En primer lugar, estamos ante una crisis de representación democrática. La gente salió a la calle para protestar, para formular reclamos y para hacer conocer un enorme descontento. Pero esa multitud actúa en forma inorgánica, carece de líderes y no tiene a nadie que formule racionalmente sus planteos. Esa tarea es un desafío para todos, oficialistas y opositores.
El Gobierno deberá revisar sus certezas y analizar las respuestas prácticas que pueda brindar a la ciudadanía. La oposición, a su vez, está obligada a buscar definiciones ideológicas y programáticas que diseñen una alternativa.
La crisis de representación se vincula a desajustes en el funcionamiento del sistema democrático.
Hoy se habla mucho de “modelo”, una palabra acuñada en la década de 1990 para definir alternativas económicas dentro de una visión única de la etapa neoliberal del capitalismo. Hoy, en cambio, el uso del término se confunde con la noción de “sistema”.
Desde el punto de vista económico, el sistema capitalista supone normas que se deben cumplir: previsibilidad, seguridad jurídica y crédito. El país, desde hace ya más de medio siglo, vive un capitalismo precarizado. Las políticas, proteccionistas o liberales, deben responder a un proyecto de país basado en la producción, el empleo genuino y la inversión.
Desde el punto de vista institucional, también es imperioso lograr la estabilidad dentro de la ley.
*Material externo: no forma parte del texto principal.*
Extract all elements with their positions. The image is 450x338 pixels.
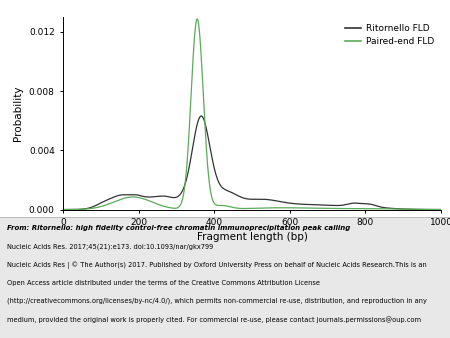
Text: (http://creativecommons.org/licenses/by-nc/4.0/), which permits non-commercial r: (http://creativecommons.org/licenses/by-… xyxy=(7,298,427,304)
Text: From: Ritornello: high fidelity control-free chromatin immunoprecipitation peak : From: Ritornello: high fidelity control-… xyxy=(7,225,350,231)
Legend: Ritornello FLD, Paired-end FLD: Ritornello FLD, Paired-end FLD xyxy=(342,21,436,48)
Text: Nucleic Acids Res | © The Author(s) 2017. Published by Oxford University Press o: Nucleic Acids Res | © The Author(s) 2017… xyxy=(7,261,427,269)
Y-axis label: Probability: Probability xyxy=(13,86,23,141)
Text: Open Access article distributed under the terms of the Creative Commons Attribut: Open Access article distributed under th… xyxy=(7,280,320,286)
Text: medium, provided the original work is properly cited. For commercial re-use, ple: medium, provided the original work is pr… xyxy=(7,316,421,323)
Text: Nucleic Acids Res. 2017;45(21):e173. doi:10.1093/nar/gkx799: Nucleic Acids Res. 2017;45(21):e173. doi… xyxy=(7,243,213,249)
X-axis label: Fragment length (bp): Fragment length (bp) xyxy=(197,233,307,242)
El sistema republicano y democrático exige el respecto absoluto por la división de los poderes: un Congreso independiente que legisle, un Ejecutivo que administre dentro de la ley y un Poder Judicial que controle. No es lo que pasa y este no es un problema del Gobierno, sino de nuestra cultura política.
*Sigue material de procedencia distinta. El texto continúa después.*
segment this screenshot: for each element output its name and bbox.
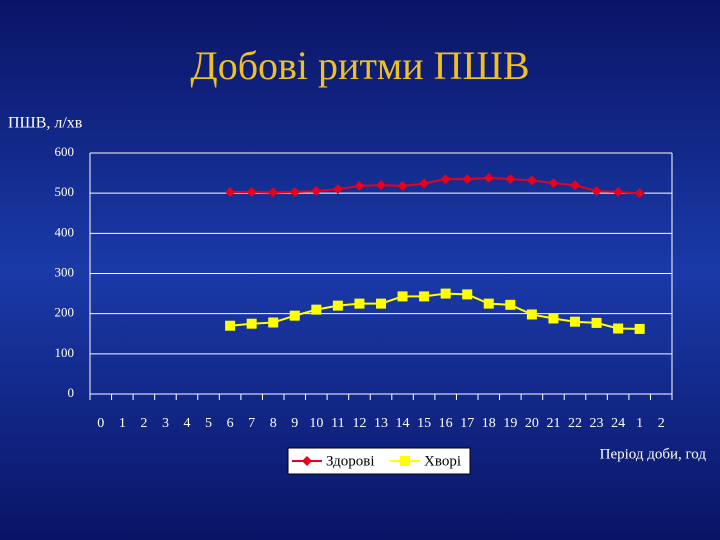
x-tick-label: 16 <box>439 416 453 431</box>
x-tick-label: 12 <box>352 416 366 431</box>
data-point <box>268 187 279 198</box>
x-tick-label: 17 <box>460 416 474 431</box>
legend-marker <box>302 456 312 466</box>
x-tick-label: 2 <box>658 416 665 431</box>
data-point <box>526 309 537 320</box>
x-axis-label: Період доби, год <box>600 446 707 462</box>
data-point <box>397 291 408 302</box>
data-point <box>268 317 279 328</box>
data-point <box>311 304 322 315</box>
data-point <box>613 186 624 197</box>
data-point <box>354 298 365 309</box>
data-point <box>289 310 300 321</box>
data-point <box>570 316 580 327</box>
data-point <box>570 180 580 191</box>
data-point <box>591 317 602 328</box>
data-point <box>483 172 494 183</box>
x-tick-label: 0 <box>97 416 104 431</box>
x-tick-label: 8 <box>270 416 277 431</box>
x-tick-label: 4 <box>184 416 191 431</box>
data-point <box>354 180 365 191</box>
x-tick-label: 1 <box>636 416 643 431</box>
legend-marker <box>400 456 410 466</box>
data-point <box>246 318 257 329</box>
legend-label: Хворі <box>424 453 461 469</box>
data-point <box>483 298 494 309</box>
x-tick-label: 6 <box>227 416 234 431</box>
data-point <box>332 184 343 195</box>
y-tick-label: 600 <box>55 144 75 159</box>
x-tick-label: 22 <box>568 416 582 431</box>
x-tick-label: 2 <box>140 416 147 431</box>
data-point <box>462 289 473 300</box>
data-point <box>397 180 408 191</box>
data-point <box>376 180 386 191</box>
data-point <box>634 323 645 334</box>
data-point <box>225 320 236 331</box>
x-tick-label: 19 <box>503 416 517 431</box>
y-tick-label: 300 <box>55 264 75 279</box>
data-point <box>419 291 430 302</box>
x-tick-label: 14 <box>396 416 410 431</box>
data-point <box>505 299 516 310</box>
data-point <box>526 175 537 186</box>
y-tick-label: 100 <box>55 345 75 360</box>
x-tick-label: 1 <box>119 416 126 431</box>
data-point <box>591 186 602 197</box>
data-point <box>440 288 451 299</box>
data-point <box>419 178 430 189</box>
y-tick-label: 400 <box>55 224 75 239</box>
x-tick-label: 5 <box>205 416 212 431</box>
y-axis-label: ПШВ, л/хв <box>8 115 83 132</box>
x-tick-label: 7 <box>248 416 255 431</box>
legend-label: Здорові <box>326 453 375 469</box>
data-point <box>548 178 559 189</box>
y-tick-label: 0 <box>68 385 75 400</box>
x-tick-label: 11 <box>331 416 344 431</box>
data-point <box>332 300 343 311</box>
x-tick-label: 20 <box>525 416 539 431</box>
y-tick-label: 200 <box>55 305 75 320</box>
x-tick-label: 9 <box>291 416 298 431</box>
x-tick-label: 23 <box>590 416 604 431</box>
data-point <box>462 174 473 185</box>
x-tick-label: 13 <box>374 416 388 431</box>
data-point <box>289 186 300 197</box>
x-tick-label: 21 <box>546 416 560 431</box>
y-tick-label: 500 <box>55 184 75 199</box>
x-tick-label: 3 <box>162 416 169 431</box>
x-tick-label: 15 <box>417 416 431 431</box>
data-point <box>548 313 559 324</box>
data-point <box>613 323 624 334</box>
x-tick-label: 24 <box>611 416 625 431</box>
x-tick-label: 18 <box>482 416 496 431</box>
data-point <box>634 188 645 199</box>
chart-title: Добові ритми ПШВ <box>190 43 529 88</box>
x-tick-label: 10 <box>309 416 323 431</box>
data-point <box>246 186 257 197</box>
data-point <box>311 186 322 197</box>
data-point <box>225 186 236 197</box>
data-point <box>505 174 516 185</box>
data-point <box>440 174 451 185</box>
data-point <box>376 298 386 309</box>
La gente salió a protestar.
Aquella frase lacerante de 2001, “que se vayan todos” sigue teniendo alguna vigencia, aunque el actual Gobierno ha dado sobradas pruebas de su voluntad de sobrellevar las crisis y los cuestionamientos que se presenten.
Este es un Gobierno dispuesto a gobernar, aunque el reclamo no admite oídos sordos ni frases hechas. La protesta se produjo luego de una década de crecimiento sostenido y ese dato no debe ser usado para descalificar a los manifestantes, sino para tratar de desentrañar el mensaje de las calles.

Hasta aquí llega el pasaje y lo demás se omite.